Der Begriff „Windhundverfahren“ oder „Windhund-Prinzip“ ist nach Angaben des Bundesamts für Logistik und Mobilität eine andere Bezeichnung für ein Prioritätsprinzip. „Darunter ist zu verstehen, dass Förderanträge in der Reihenfolge ihres vollständigen und bescheidungsreifen Eingangs beim BAG bearbeitet werden“, heißt es dort.
Windhund-Prinzip in Heilbronn und im Landkreis: Wenn zu viele Windkraftanlagen beantragt werden
Beim Heilbronner Stadtteil Kirchhausen und den angrenzenden Kommunen im Landkreis Heilbronn wollen Investoren mehrere Windparks errichten. Kommen tatsächlich alle Windräder?
Geht es allein nach den Investoren, so werden einige Windparks im Grenzgebiet zwischen dem Heilbronner Stadtteil Kirchhausen sowie den Nachbargemeinden im Landkreis Heilbronn errichtet. Nur: Ob tatsächlich alle Anlagen realisiert werden dürfen, hängt von zahlreichen Faktoren ab. Auch die Nähe der einzelnen Standorte zueinander ist entscheidend. Das jedenfalls ist im Bezirksbeirat Kirchhausen deutlich geworden, wo der Investor Zeag sein Vorhaben für Heilbronn vorgestellt hat.

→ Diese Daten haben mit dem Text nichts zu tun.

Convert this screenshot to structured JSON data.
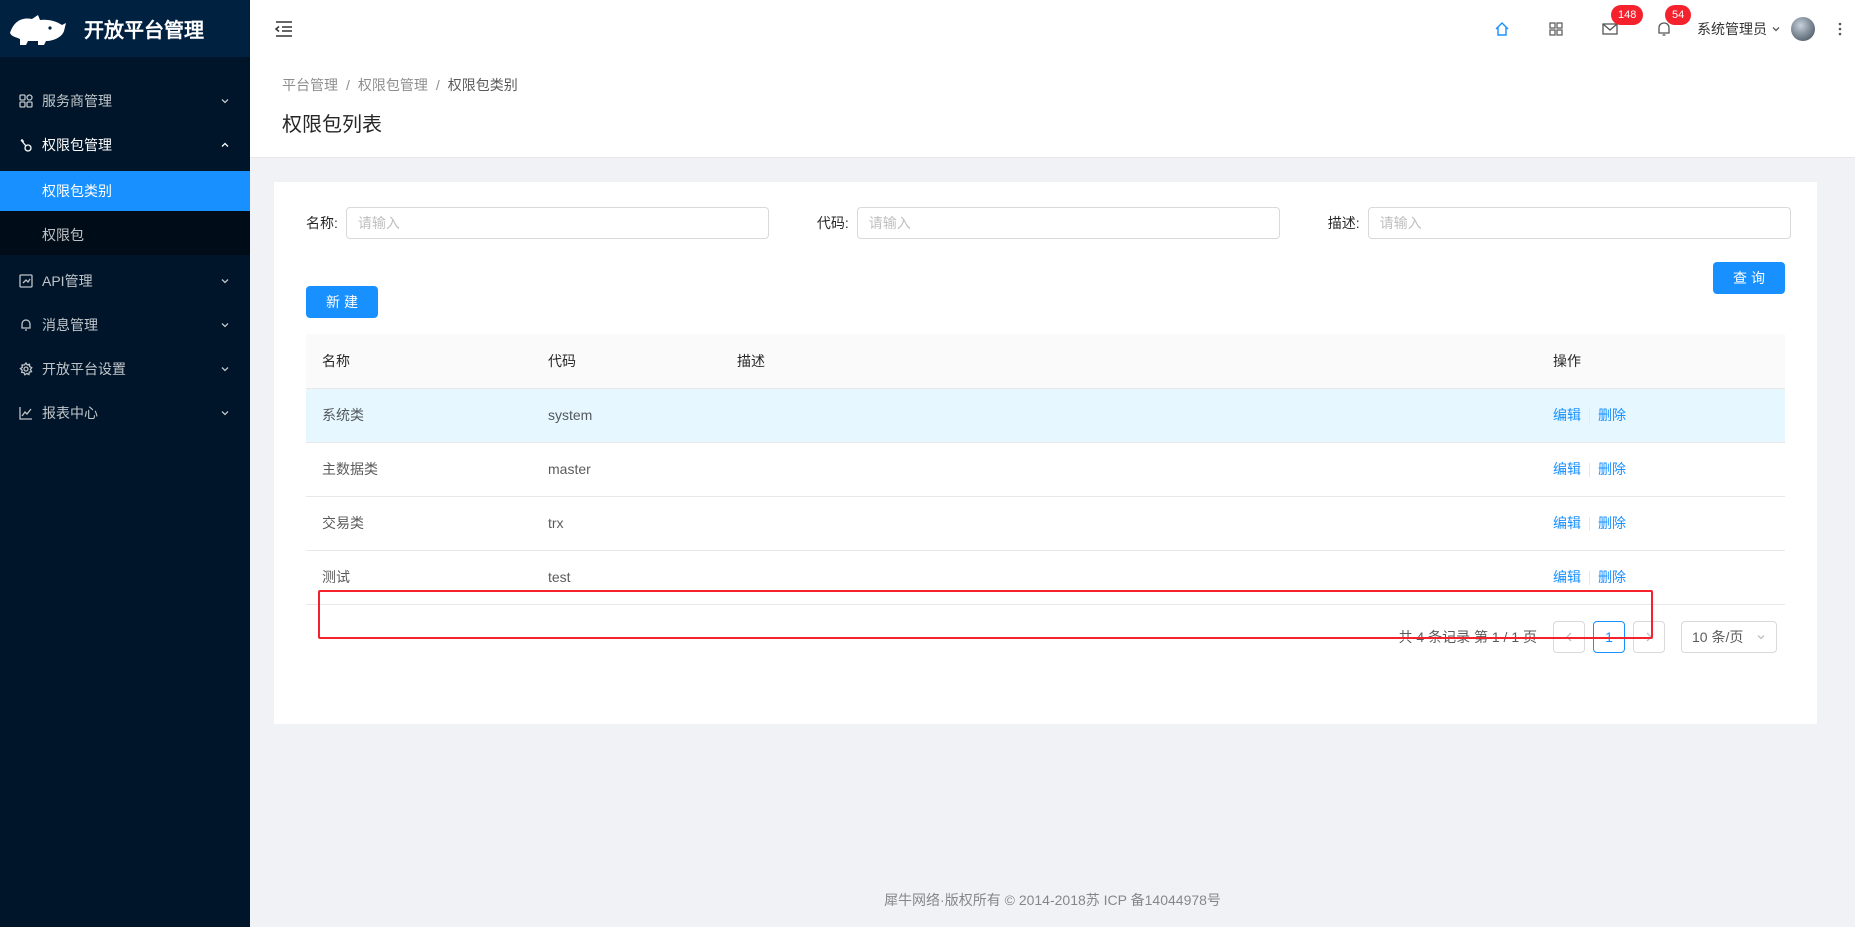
{
  "app": {
    "title": "开放平台管理"
  },
  "sidebar": {
    "items": [
      {
        "label": "服务商管理",
        "icon": "appstore-icon"
      },
      {
        "label": "权限包管理",
        "icon": "key-icon",
        "open": true,
        "children": [
          {
            "label": "权限包类别",
            "active": true
          },
          {
            "label": "权限包"
          }
        ]
      },
      {
        "label": "API管理",
        "icon": "api-icon"
      },
      {
        "label": "消息管理",
        "icon": "bell-icon"
      },
      {
        "label": "开放平台设置",
        "icon": "setting-icon"
      },
      {
        "label": "报表中心",
        "icon": "line-chart-icon"
      }
    ]
  },
  "header": {
    "mail_count": "148",
    "notice_count": "54",
    "user_name": "系统管理员"
  },
  "breadcrumb": [
    "平台管理",
    "权限包管理",
    "权限包类别"
  ],
  "page_title": "权限包列表",
  "search": {
    "name_label": "名称:",
    "name_placeholder": "请输入",
    "code_label": "代码:",
    "code_placeholder": "请输入",
    "desc_label": "描述:",
    "desc_placeholder": "请输入",
    "query_button": "查询",
    "new_button": "新建"
  },
  "table": {
    "columns": [
      "名称",
      "代码",
      "描述",
      "操作"
    ],
    "rows": [
      {
        "name": "系统类",
        "code": "system",
        "desc": ""
      },
      {
        "name": "主数据类",
        "code": "master",
        "desc": ""
      },
      {
        "name": "交易类",
        "code": "trx",
        "desc": ""
      },
      {
        "name": "测试",
        "code": "test",
        "desc": ""
      }
    ],
    "edit_label": "编辑",
    "delete_label": "删除"
  },
  "pagination": {
    "total_text": "共 4 条记录 第 1 / 1 页",
    "current_page": "1",
    "page_size": "10 条/页"
  },
  "footer": {
    "text": "犀牛网络·版权所有 © 2014-2018苏 ICP 备14044978号"
  },
  "colors": {
    "primary": "#1890ff",
    "sidebar": "#001529",
    "highlight": "#f5222d"
  }
}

Entschieden ist längst nichts, keine Baugenehmigung bislang erteilt. Die Verfahren sind umfangreich, auf den Naturschutz wird genauso geachtet wie auf Auswirkungen für die Anwohner. Bei der Fülle an Projekten rätselten im Bezirksbeirat die interessierten Bürger, ob alle Standorte umgesetzt werden.
Darauf kommt es Stadt und Landratsamt Heilbronn beim Bau von Windkraftanlagen an
Werden sie nicht, zumindest theoretisch nicht. Das verdeutlicht die Antwort des Amts für Bauen und Umwelt im Landratsamt Heilbronn auf Anfrage der Heilbronner Stimme. Den Ausführungen zufolge müssen Windenergieanlagen „so weit voneinander entfernt sein“, dass „die Summe ihrer Auswirkungen keine schädlichen Umwelteinwirkungen und sonstige Gefahren, erhebliche Nachteile und erhebliche Belästigungen für die Allgemeinheit und die Nachbarschaft hervorrufen können“.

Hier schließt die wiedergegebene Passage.